Better accuracy may get some help from Russia. “Russia’s Global Orbiting Navigation Satellite System (GLONASS) may pick up the slack when U.S. satellites are obscured or out of reach,” Wright said. “But realistically,” he added, “I think it’s fair to say you can get a pretty good idea of the general area where your friends are at, but consistently accurate coordinates that tell you whether your buddy is at home or at the neighbor’s may be a few years off.”
Regardless of the flaws that need mending, location-based mobile social networking is looking like one of the cornerstone innovations of the wireless industry’s future.
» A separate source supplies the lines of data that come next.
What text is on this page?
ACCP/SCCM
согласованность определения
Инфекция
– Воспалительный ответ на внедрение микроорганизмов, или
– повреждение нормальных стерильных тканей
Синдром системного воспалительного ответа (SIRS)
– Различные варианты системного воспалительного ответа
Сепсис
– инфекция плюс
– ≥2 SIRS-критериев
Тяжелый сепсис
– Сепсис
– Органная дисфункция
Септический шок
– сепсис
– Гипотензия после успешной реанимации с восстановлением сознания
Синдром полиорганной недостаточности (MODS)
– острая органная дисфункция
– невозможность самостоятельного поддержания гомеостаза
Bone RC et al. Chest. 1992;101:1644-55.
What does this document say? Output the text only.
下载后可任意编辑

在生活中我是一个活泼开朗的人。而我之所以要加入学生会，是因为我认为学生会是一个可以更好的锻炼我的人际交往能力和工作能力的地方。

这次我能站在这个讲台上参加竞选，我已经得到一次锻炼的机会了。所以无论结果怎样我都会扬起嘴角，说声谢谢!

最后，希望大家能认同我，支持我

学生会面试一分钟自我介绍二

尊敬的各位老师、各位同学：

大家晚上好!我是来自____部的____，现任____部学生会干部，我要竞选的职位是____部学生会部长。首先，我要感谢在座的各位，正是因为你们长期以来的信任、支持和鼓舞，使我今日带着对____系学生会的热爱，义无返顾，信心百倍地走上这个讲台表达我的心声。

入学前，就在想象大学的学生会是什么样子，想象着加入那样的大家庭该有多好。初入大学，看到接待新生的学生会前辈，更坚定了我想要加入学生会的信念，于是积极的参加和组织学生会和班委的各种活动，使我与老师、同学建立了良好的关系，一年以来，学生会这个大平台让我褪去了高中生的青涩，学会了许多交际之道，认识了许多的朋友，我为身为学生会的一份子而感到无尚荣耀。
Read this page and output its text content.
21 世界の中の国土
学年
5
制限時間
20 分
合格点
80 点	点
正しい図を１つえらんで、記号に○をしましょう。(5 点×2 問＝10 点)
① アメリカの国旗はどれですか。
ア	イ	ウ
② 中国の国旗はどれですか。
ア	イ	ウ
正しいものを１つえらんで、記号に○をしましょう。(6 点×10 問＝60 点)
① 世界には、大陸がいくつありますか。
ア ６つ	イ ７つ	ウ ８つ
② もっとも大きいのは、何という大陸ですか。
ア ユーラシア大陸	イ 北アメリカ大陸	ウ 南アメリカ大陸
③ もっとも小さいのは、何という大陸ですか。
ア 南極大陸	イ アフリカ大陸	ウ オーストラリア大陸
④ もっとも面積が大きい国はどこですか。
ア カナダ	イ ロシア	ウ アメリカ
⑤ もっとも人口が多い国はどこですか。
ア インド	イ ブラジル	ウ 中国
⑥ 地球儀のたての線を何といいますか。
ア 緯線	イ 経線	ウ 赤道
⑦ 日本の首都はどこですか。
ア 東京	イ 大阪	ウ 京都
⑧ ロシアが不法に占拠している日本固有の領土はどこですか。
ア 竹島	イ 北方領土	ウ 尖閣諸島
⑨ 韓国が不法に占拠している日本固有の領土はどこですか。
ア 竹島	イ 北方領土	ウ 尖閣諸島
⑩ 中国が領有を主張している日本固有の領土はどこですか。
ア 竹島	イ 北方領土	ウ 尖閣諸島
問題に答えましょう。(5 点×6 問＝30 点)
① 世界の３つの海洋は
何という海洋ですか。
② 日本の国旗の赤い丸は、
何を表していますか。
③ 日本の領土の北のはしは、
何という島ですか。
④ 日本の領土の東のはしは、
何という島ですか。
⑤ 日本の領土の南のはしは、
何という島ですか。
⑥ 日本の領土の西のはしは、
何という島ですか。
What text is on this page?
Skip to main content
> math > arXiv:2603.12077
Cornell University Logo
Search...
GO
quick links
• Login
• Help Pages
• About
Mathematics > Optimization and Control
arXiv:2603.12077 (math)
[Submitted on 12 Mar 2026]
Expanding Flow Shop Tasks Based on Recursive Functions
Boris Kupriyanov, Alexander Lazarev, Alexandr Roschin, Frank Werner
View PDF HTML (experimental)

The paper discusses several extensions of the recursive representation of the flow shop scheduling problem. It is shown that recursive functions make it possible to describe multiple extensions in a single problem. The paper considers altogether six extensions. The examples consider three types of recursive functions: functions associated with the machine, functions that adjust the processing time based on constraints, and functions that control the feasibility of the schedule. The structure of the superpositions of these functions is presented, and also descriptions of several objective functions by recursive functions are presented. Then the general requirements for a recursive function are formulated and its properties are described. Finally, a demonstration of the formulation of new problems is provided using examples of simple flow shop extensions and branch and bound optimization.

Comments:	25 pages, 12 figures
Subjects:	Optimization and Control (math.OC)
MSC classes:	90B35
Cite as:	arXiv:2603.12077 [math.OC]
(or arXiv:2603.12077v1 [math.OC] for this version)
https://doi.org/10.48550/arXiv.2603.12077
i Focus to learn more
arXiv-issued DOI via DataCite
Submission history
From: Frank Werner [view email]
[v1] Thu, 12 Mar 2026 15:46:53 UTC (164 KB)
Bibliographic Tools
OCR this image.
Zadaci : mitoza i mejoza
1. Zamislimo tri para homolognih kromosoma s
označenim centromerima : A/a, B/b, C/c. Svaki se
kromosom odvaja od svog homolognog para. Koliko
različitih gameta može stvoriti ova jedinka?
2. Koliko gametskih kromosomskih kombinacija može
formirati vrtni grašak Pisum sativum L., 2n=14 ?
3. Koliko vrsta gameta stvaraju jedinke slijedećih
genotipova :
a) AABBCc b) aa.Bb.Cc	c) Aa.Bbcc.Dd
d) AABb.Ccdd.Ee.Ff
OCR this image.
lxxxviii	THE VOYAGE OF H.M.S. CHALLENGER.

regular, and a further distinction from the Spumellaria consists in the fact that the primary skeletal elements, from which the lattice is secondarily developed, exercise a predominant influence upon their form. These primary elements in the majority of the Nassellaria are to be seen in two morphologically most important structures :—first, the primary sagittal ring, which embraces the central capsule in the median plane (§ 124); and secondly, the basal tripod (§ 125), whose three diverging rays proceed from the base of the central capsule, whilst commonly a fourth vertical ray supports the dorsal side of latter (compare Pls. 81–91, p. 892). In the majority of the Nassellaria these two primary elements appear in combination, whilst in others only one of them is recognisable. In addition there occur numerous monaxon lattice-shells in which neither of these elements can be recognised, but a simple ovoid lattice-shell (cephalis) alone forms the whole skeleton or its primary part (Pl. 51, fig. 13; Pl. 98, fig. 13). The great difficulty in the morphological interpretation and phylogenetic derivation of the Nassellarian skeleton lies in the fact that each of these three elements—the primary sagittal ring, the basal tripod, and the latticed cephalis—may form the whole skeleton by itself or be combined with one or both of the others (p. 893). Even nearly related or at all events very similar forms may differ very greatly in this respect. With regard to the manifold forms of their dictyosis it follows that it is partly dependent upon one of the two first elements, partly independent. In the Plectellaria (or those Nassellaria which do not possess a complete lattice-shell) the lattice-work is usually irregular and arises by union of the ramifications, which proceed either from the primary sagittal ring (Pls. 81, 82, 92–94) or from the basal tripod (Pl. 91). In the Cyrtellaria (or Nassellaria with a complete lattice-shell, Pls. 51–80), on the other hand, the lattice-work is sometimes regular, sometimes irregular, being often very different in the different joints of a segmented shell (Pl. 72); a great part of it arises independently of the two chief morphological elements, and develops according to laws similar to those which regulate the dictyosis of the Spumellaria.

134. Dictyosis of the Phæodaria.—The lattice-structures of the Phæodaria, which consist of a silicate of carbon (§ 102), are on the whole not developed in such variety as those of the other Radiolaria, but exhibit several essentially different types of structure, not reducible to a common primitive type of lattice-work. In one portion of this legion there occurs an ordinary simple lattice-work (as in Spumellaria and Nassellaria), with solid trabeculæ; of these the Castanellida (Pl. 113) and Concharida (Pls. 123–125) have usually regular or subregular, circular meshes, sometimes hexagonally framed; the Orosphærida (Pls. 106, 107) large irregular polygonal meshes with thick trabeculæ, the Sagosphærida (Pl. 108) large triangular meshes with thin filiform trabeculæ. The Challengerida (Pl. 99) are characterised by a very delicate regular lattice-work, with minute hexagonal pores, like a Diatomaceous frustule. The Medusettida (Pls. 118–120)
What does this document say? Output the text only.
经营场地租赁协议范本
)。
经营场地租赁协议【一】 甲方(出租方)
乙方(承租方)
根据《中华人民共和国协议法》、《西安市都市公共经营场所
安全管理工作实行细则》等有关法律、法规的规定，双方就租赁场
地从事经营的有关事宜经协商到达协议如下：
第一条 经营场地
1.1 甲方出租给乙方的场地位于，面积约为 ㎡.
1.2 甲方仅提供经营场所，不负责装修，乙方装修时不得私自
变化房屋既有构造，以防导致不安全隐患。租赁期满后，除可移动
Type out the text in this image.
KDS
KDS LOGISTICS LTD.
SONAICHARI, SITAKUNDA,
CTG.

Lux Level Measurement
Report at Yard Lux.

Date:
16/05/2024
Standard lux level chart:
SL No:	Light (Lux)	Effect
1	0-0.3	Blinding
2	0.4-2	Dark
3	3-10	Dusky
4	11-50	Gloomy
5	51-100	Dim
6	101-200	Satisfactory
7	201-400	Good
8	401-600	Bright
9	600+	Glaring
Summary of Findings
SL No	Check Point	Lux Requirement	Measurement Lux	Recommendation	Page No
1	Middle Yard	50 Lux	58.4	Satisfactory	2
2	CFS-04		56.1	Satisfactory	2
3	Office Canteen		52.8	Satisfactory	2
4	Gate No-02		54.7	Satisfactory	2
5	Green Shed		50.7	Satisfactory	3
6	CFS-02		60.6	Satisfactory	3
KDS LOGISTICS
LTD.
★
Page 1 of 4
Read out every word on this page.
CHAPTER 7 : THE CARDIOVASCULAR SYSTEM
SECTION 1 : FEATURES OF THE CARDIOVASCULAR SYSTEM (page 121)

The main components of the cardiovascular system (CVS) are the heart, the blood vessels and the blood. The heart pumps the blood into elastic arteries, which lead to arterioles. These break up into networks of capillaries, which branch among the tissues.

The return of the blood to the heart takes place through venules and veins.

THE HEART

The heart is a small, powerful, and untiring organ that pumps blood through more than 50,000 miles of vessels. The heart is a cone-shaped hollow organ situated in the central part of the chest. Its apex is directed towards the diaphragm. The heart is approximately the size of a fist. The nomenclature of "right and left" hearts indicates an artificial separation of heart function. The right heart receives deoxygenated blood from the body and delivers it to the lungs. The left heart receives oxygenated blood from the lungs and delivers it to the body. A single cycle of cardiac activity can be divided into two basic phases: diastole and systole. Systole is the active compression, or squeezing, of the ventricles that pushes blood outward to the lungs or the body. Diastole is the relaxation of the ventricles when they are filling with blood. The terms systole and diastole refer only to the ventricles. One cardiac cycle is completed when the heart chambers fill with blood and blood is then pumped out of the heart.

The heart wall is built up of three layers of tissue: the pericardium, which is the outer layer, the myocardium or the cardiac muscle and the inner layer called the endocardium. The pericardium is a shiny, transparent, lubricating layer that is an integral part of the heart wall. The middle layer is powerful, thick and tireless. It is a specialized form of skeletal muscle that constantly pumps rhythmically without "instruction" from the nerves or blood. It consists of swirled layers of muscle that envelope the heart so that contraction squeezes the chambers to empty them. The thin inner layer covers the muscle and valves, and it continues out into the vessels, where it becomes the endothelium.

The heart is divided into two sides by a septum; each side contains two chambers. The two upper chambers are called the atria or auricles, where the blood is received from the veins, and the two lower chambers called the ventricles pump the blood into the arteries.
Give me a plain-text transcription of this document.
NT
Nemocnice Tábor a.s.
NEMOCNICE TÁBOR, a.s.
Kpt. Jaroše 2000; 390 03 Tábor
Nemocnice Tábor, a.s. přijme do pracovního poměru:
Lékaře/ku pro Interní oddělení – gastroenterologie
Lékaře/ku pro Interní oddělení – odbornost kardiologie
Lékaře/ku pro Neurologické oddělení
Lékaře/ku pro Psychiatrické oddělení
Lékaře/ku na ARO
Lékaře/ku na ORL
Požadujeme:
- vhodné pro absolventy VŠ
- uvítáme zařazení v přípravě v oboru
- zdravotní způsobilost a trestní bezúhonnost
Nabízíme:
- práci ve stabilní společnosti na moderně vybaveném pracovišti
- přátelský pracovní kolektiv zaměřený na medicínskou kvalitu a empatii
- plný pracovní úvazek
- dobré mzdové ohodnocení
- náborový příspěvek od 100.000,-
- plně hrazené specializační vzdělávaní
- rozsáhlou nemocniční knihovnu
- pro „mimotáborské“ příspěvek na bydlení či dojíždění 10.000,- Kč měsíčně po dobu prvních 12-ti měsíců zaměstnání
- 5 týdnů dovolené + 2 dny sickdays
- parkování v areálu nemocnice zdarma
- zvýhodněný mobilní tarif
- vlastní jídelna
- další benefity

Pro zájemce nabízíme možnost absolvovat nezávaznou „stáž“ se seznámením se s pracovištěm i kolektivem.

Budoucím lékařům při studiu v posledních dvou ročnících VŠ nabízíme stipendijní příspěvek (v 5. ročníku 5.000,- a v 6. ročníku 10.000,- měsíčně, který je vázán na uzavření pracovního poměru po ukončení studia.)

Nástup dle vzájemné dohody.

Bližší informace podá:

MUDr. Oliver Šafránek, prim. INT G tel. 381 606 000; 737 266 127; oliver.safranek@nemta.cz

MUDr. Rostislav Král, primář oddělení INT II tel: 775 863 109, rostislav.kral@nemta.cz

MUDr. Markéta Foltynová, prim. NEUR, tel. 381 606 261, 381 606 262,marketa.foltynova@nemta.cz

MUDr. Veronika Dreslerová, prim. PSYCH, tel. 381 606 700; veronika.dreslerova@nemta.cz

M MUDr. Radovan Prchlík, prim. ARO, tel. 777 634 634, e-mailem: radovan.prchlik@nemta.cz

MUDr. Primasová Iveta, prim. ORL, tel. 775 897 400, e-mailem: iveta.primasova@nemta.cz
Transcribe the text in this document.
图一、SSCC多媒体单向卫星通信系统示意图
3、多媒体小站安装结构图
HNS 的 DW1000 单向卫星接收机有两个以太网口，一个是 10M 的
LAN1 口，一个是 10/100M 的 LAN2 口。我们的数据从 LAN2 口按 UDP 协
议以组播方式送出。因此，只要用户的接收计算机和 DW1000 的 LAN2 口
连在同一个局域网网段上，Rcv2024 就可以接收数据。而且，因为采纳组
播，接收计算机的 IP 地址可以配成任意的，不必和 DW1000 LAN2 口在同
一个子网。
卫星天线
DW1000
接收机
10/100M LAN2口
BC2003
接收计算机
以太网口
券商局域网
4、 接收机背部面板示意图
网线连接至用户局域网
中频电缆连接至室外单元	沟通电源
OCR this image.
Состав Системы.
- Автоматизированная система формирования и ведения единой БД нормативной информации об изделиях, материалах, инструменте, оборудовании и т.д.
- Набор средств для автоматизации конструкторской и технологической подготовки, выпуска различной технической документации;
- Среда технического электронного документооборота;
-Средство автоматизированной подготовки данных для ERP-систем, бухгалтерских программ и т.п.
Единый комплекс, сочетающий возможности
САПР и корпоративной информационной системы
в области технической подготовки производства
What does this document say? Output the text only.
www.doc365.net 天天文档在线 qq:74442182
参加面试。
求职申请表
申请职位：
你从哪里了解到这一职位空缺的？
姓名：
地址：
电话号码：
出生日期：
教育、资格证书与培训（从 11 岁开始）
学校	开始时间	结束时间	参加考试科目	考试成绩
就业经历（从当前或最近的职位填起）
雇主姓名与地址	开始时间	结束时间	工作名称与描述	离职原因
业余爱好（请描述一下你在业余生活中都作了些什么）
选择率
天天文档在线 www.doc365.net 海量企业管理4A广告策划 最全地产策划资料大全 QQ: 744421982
A second-quarter 2008 Parks Associates survey showed that 24% of users in Internet households are highly interested in receiving location-specific information on their mobiles. Twenty-three percent said they were highly interested in knowing the status/location of friends and family members.
Those numbers represent big revenue if capitalized upon. “GPS technology is ready to shine…device makers, application developers and operators are looking beyond basic GPS routing function to innovative, location-based content and services,” concluded Harry Wang, senior analyst for Park Associates. “At the end of the day, however, it’s all about providing the user with simple access to their friends on a friendly interface, and business model development will be the key challenge for vendors.”